The Reykjavik summit talks, which began on this day in 1986, broke down when Soviet leader Mikhail Gorbachev insisted that American research for the Strategic Defense Initiative—a k a “Star Wars”—be strictly confined to laboratories for ten years; Reagan refused. Alexander Cockburn wrote in his Nation column that it would have been folly to assume that Reagan might walk back his principal political commitment of the last several decades: specifically, that unbridled arms developments and hostility to the Soviet Union could lead to peace.

So much for Reagan’s place in history. It’s been an axiom of those holding a kindly or evolutionary view of the President’s political consciousness that in the end a sense of responsibility to children as yet unborn and history books as yet unwritten would incline him to strike a deal with the Soviet Union on arms control. Along the road to Reykjavik almost all the pundits, editorialists and “news analysts” had taken the same line: the President was accessible to reason. They were wrong, and those who held the steady-state view of Reagan’s political consciousness—that it was, is and always will be a shriveled affair—were right. The President did the wrong thing as he always will. There is no “moderate wing” in the State Department or the Arms Control and Disarmament Agency. They are all Richard Perles. This Administration came to office with the intent of destroying arms control and it has succeeded. Those who persist in believing otherwise are either fools or placement.…

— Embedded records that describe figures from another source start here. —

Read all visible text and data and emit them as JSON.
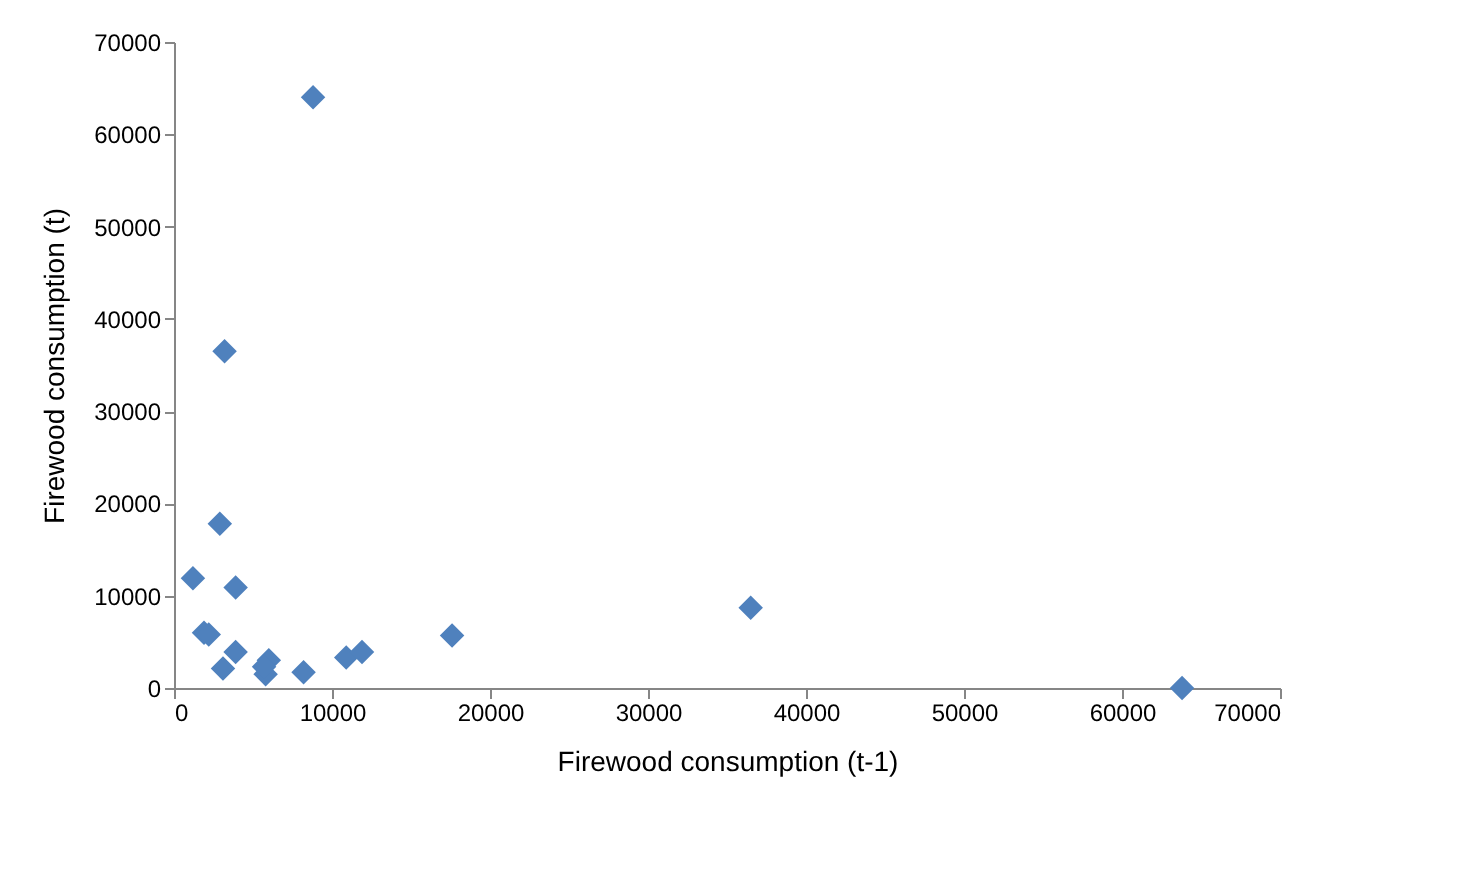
{
  "chart_data": {
    "type": "scatter",
    "xlabel": "Firewood consumption (t-1)",
    "ylabel": "Firewood consumption (t)",
    "x": [
      8800,
      3200,
      2900,
      1200,
      3900,
      1900,
      2200,
      3900,
      3100,
      6000,
      5800,
      5700,
      8200,
      10900,
      11900,
      17600,
      36500,
      63800
    ],
    "series": [
      {
        "color": "#4f81bd",
        "values": [
          64000,
          36500,
          17800,
          11900,
          10900,
          6000,
          5800,
          3900,
          2100,
          3000,
          1500,
          2300,
          1700,
          3300,
          3900,
          5700,
          8700,
          0
        ]
      }
    ],
    "xlim": [
      0,
      70000
    ],
    "xticks": [
      0,
      10000,
      20000,
      30000,
      40000,
      50000,
      60000,
      70000
    ],
    "ylim": [
      0,
      70000
    ],
    "yticks": [
      0,
      10000,
      20000,
      30000,
      40000,
      50000,
      60000,
      70000
    ],
    "grid": false,
    "marker": "diamond"
  }
}
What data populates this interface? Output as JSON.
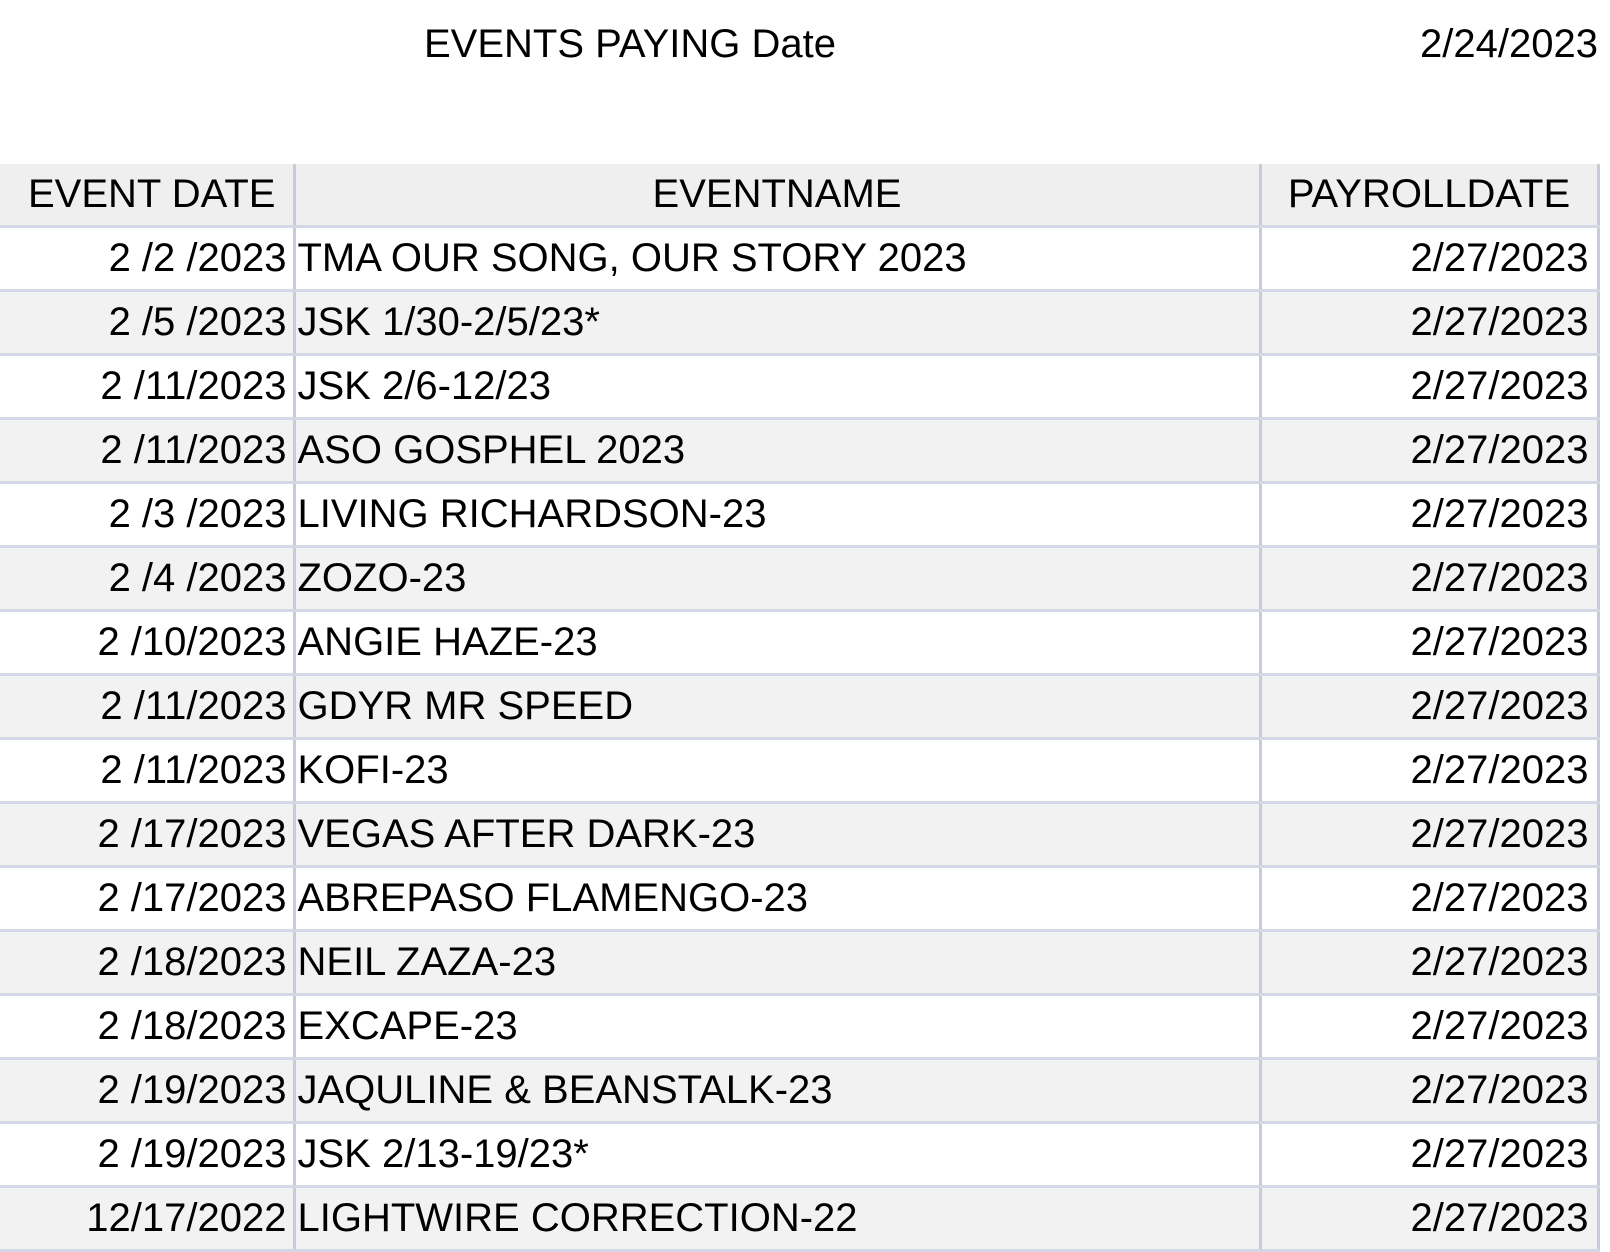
{
  "header": {
    "title": "EVENTS PAYING Date",
    "date": "2/24/2023"
  },
  "table": {
    "columns": [
      "EVENT DATE",
      "EVENTNAME",
      "PAYROLLDATE"
    ],
    "rows": [
      [
        "2 /2 /2023",
        "TMA OUR SONG, OUR STORY 2023",
        "2/27/2023"
      ],
      [
        "2 /5 /2023",
        "JSK 1/30-2/5/23*",
        "2/27/2023"
      ],
      [
        "2 /11/2023",
        "JSK 2/6-12/23",
        "2/27/2023"
      ],
      [
        "2 /11/2023",
        "ASO GOSPHEL 2023",
        "2/27/2023"
      ],
      [
        "2 /3 /2023",
        "LIVING RICHARDSON-23",
        "2/27/2023"
      ],
      [
        "2 /4 /2023",
        "ZOZO-23",
        "2/27/2023"
      ],
      [
        "2 /10/2023",
        "ANGIE HAZE-23",
        "2/27/2023"
      ],
      [
        "2 /11/2023",
        "GDYR MR SPEED",
        "2/27/2023"
      ],
      [
        "2 /11/2023",
        "KOFI-23",
        "2/27/2023"
      ],
      [
        "2 /17/2023",
        "VEGAS AFTER DARK-23",
        "2/27/2023"
      ],
      [
        "2 /17/2023",
        "ABREPASO FLAMENGO-23",
        "2/27/2023"
      ],
      [
        "2 /18/2023",
        "NEIL ZAZA-23",
        "2/27/2023"
      ],
      [
        "2 /18/2023",
        "EXCAPE-23",
        "2/27/2023"
      ],
      [
        "2 /19/2023",
        "JAQULINE & BEANSTALK-23",
        "2/27/2023"
      ],
      [
        "2 /19/2023",
        "JSK 2/13-19/23*",
        "2/27/2023"
      ],
      [
        "12/17/2022",
        "LIGHTWIRE CORRECTION-22",
        "2/27/2023"
      ]
    ]
  }
}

The final instrument of destruction at Reykjavik was, of course, the Strategic Defense Initiative. To preserve this program the Reagan Administration was prepared to forfeit the only substantial cuts in the history of nuclear weaponry. As Gorbachev remarked, “only a madman” would sign an arms agreement that permits one party to press forward with an entirely new generation of space-based weaponry. If only madmen would accept this offer, the corollary is that only madmen would make it. So, is the Reagan Administration made up of madmen? Not if viewed from the moral coordinates of postwar U.S. policy. It is not nor has it ever been postwar U.S. policy to permit the Soviet economy—always operating under severe production constraints—release from the arms race to increase capacity for peaceful purposes. It is not nor at the most fundamental level has it ever been postwar U.S. policy to relinquish the ambition of superiority in the arms race. And it is not nor has it ever been U.S. policy to shift the domestic economy from the underpinning of Keynesian military expenditures that have sustained it since the run-up to the Korean War. Hence the Administration’s determination to cling to Star Wars.